PS: Download the program ‘Celtx’ if you want screenwriting software. It is awesome, and it is free.


#21

writing is a tough racket - it makes films and television expensive to produce.

I Make TV - and all the producers right now want to find the next show with out a script.
they want to find the next Survivor or American idol or even jersey shore.

Even Food network has a Minimum of copy , its often no longer about the best show, or picture possible
but what can I get away with - as in what can I make and not spend allot-
go look at MTV’s silent library- no writers. No copy no research they made a crap show and made a fortune

the shows that do employ writers, like talk shows dont pay much.
Oprah Ellen, Tyra Dr.Phil are all under paying the bulk of their staff, thats kind of how it works
unless your the head writer or you are writing comedy for one or two people.
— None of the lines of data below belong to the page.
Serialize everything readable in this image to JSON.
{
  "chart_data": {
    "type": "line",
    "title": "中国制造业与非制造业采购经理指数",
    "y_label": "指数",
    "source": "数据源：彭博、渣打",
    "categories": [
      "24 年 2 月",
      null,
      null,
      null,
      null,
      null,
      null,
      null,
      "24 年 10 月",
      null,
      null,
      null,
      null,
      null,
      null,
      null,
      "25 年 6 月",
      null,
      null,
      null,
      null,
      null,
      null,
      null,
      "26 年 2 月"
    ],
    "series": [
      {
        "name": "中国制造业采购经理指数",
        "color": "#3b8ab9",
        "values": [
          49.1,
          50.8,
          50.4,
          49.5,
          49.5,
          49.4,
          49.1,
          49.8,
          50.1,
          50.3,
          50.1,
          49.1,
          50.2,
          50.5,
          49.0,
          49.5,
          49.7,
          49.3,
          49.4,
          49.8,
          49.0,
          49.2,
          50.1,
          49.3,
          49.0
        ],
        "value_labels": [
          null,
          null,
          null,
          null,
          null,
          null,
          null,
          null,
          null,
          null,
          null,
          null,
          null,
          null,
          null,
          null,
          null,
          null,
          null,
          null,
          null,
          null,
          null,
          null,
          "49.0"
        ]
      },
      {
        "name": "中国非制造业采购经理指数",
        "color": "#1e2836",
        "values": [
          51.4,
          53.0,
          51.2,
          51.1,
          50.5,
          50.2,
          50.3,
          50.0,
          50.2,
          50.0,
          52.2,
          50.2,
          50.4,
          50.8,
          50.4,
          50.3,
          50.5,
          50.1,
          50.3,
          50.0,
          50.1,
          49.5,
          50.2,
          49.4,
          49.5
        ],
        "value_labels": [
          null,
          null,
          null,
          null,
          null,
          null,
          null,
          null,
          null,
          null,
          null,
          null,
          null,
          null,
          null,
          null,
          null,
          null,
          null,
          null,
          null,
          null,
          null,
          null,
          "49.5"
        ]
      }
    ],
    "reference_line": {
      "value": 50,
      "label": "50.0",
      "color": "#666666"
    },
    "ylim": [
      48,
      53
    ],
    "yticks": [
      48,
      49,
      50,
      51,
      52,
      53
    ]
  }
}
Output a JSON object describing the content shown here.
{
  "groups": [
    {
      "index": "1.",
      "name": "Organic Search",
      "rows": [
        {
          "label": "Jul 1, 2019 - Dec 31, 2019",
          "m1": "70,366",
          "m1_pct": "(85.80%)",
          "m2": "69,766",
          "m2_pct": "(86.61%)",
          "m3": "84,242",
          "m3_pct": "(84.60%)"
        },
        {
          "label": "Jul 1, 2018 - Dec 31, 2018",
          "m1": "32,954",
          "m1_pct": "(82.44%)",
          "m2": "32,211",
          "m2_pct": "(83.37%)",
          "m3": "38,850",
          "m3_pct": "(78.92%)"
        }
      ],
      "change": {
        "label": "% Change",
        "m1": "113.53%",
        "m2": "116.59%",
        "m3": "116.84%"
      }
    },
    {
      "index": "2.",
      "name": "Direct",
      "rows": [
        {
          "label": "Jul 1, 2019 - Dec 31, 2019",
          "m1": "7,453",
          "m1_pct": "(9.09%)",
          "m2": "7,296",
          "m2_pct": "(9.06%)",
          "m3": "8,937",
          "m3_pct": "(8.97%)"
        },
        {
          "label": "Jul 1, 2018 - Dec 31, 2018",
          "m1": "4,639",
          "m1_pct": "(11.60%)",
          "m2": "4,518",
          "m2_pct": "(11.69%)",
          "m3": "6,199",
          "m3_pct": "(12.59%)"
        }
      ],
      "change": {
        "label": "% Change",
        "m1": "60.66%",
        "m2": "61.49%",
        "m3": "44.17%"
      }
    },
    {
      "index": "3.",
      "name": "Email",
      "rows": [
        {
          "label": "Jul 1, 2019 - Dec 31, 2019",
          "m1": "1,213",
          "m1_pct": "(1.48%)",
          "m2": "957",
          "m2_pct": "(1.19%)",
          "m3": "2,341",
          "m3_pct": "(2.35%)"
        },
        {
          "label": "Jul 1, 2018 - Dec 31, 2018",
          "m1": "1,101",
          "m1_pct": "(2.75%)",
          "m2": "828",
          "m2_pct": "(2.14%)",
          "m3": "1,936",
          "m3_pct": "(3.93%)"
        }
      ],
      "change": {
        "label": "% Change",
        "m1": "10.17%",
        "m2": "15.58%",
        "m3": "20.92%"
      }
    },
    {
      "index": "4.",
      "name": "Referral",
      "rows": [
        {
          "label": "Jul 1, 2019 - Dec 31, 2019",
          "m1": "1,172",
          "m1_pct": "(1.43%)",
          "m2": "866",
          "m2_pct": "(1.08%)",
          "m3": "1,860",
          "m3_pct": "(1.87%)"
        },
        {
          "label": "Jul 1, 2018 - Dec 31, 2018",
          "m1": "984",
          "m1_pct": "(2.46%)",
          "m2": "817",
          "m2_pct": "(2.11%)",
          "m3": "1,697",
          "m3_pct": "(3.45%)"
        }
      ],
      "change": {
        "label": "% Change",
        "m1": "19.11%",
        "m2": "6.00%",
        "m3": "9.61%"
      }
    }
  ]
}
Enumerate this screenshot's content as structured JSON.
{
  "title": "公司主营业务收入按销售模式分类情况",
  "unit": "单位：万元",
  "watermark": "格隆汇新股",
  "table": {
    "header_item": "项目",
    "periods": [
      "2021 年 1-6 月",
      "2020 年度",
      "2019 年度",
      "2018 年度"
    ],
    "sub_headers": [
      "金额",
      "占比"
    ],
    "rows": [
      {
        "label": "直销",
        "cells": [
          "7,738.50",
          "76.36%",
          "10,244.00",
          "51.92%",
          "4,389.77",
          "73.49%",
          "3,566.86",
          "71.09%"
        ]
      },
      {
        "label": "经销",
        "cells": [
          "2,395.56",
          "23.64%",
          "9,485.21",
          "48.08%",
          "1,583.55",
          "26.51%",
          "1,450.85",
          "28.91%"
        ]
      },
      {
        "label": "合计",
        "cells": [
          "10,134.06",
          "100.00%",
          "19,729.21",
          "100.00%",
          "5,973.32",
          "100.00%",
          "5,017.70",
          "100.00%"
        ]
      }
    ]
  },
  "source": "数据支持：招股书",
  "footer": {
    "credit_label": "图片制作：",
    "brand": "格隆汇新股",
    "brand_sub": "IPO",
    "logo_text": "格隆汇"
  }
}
Film is even worse- its far cheaper to take a movie already out there and re do it.
pitching a film is a crap shoot- its easier for the studio to just remake something.
and that is why we are seeing so much stuff redone from odd couple to wolfman.
they already own the rights.

but if you like it do it.


#22

[quote]MarvelGirl wrote:
Writing is lonely work. I think you have to love it to keep doing it day after day after day.

Before someone asks, no I do not write screenplays. I write erotica and magazine articles and blog content. I love to write but some days it is difficult to get up and chain myself to my desk.[/quote]

How’d you get into magazine writing (ie get the jobs), whether as a freelance writer or full time employee? I ask because I want to do writing on the side but I don’t know how or where to start.